All Saints: Royal Concert Hall, Nottingham

Girl Power cut

I HAD EXPECTED sneering teenagers, chewing gum and surreptitiously eyeing up each other’s khaki chic. Instead, I find myself in the foyer, knee-deep in six-year-old girls wearing butterfly dips and Mothercare combat pants, whining at their mothers for posters and T-shirts. Here and there, small groups of adolescents are trying their best to look cool, but there is panic in their eyes.

As showtime nears, you can hear the same question being asked: “Are you sure you don’t want to go the loo?” The atmosphere is more panto than pop gig. The seats next to mine are colonised by three little blonde sisters, who bounce around excitedly, burping, squealing and cheering the closed curtains. “What’s your favourite song?” I ask, but they just blush and chew their sleeves. To my horror, their mother glares over at me like I’m some kind of paedophile. Then the lights go down, and the little girls scream.

I wasn’t alone an expecting an older, more discerning crowd for All Saints. When I spoke to a friendly but harassed-sounding Natalie Appleton on the phone earlier in the day, she expressed mild concern at the extreme youth of some of the audiences they’d already encountered on this small theatre tour (a warm up for the arena shows in the summer). “Hull was good, more older people, but there have been a lot of kids, which is worrying because our shows can be a bit… y’know, raunchy,” sighed Appleton, the mother of a seven-year-old girl herself. I got the impression that she, and the other Saints, are somewhat miffed at their sudden expulsion from the hip zone of popular culture.

It had all started so well in 1997, with the irresistibly smooth off-black funk of ‘Never Ever’ garnering commercial success, Brit awards and critical acclaim. For a while, the mouthy girl band in the low-slung combat pants could do no wrong. They were seen by many as a refreshing, streetwise, organic alternative to the omnipresent, ruthlessly commercial Spice Girls. Personally, I still preferred the mocked, untrendy Spices. They were just so silly and sweet and real All Saints, for all their laddishness, seemed a bit sterile, smug, pickled in their own cool.

At first, anyway. In recent times, the stitches in this particular pop tapestry have been coming apart. There were the Appleton sisters’ brawling relationships with their celebrity boyfriends (Natalie bashing ex-squeeze, TV hunk Jamie Theakston; Nicole’s eternally on-off relationship with the rogueish Robbie Williams). There have also been rumours that new mother Melanie Blatt was disenchanted with the music business and that Shaznay T. Lewis, All Saints’ black main songwriter, was irritated by the attention the other Saints were getting, and thinking of going solo. Or, to employ girl-band vernacular, “doing a Geri”.

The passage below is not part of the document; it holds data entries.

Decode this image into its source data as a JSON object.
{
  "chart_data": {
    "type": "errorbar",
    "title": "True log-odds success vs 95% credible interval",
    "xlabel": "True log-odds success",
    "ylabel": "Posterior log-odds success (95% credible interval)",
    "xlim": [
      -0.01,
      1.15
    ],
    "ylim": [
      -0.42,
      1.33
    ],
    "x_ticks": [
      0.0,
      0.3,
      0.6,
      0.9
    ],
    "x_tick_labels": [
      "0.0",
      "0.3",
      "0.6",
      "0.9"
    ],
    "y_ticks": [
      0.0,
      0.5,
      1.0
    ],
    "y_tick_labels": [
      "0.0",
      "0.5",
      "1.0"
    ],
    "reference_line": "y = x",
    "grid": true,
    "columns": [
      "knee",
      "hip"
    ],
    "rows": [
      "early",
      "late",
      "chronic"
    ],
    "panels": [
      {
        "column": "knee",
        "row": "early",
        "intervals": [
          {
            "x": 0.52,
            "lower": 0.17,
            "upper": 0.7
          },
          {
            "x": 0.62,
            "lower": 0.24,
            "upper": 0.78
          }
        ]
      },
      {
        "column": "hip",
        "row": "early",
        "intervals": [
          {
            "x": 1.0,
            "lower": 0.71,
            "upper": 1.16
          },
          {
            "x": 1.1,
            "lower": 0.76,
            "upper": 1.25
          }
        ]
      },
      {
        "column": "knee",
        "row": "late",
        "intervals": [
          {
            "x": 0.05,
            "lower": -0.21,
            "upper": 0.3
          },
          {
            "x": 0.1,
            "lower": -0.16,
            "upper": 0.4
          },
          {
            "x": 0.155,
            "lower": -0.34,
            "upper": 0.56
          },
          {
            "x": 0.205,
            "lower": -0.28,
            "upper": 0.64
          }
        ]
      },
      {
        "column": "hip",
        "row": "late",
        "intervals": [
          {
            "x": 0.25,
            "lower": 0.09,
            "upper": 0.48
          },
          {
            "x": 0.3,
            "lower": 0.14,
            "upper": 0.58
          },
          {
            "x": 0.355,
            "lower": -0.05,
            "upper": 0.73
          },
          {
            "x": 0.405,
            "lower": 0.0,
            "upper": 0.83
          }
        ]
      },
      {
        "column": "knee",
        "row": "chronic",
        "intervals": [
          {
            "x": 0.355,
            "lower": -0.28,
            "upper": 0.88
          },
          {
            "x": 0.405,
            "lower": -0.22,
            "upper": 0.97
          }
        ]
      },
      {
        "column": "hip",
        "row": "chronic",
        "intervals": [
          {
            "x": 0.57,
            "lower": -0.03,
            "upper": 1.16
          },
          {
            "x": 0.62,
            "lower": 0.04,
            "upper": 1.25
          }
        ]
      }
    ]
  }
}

On top of this, there were the obligatory tabloid “split” stories. “Oh, the papers just want us to split up,” Natalie groans, still smarting from a hostile article in last week’s Daily Mail. This comes with the territory, though. What All Saints should be worried about is the dearth of fresh material, masked initially by their cover hits of Labelle’s ‘Lady Marmalade’, and the Red Hot Chilli Peppers’ ‘Under The Bridge’. As All Saints are supposed to be recording their next album soon, I assumed they would be airing new songs at these shows. Wrong again.

Instead we got the hits, the misses, and a clodhopping Jacksons medley. Taking their stage-school-brat backgrounds into consideration, you’d have to expect a bit of meretricious razzmatazz from an All Saints show. But the “raunchy bits” consisted merely of the girls miserably sticking their crotches into the faces of the four male dancers, with all parties looking embarrassed and self-conscious, while the silky sensuality of their best material was smothered in a horrible soup of superfluous costume changes.

What I didn’t expect was the astounding amateurism of it all. All Saints had better rehearse a little harder before their arena shows. At Nottingham, it was like watching a live TV screw-up, only worse because you couldn’t switch it off. Not only did they sound reedy and pathetic, they looked uncomfortable and bewildered, upstaged and drowned out by their dancers and backing vocalists respectively.

The little girls in the audience didn’t mind but, by the end, I was reduced to amusing myself speculating just how long it would take for the bone-thin Nicole’s cargo pants to lose their grip on her hips and fall down around her ankles. If All Saints want to be remembered as more than just the also-rans of Girl Power, they’re going to have to do a lot better than this.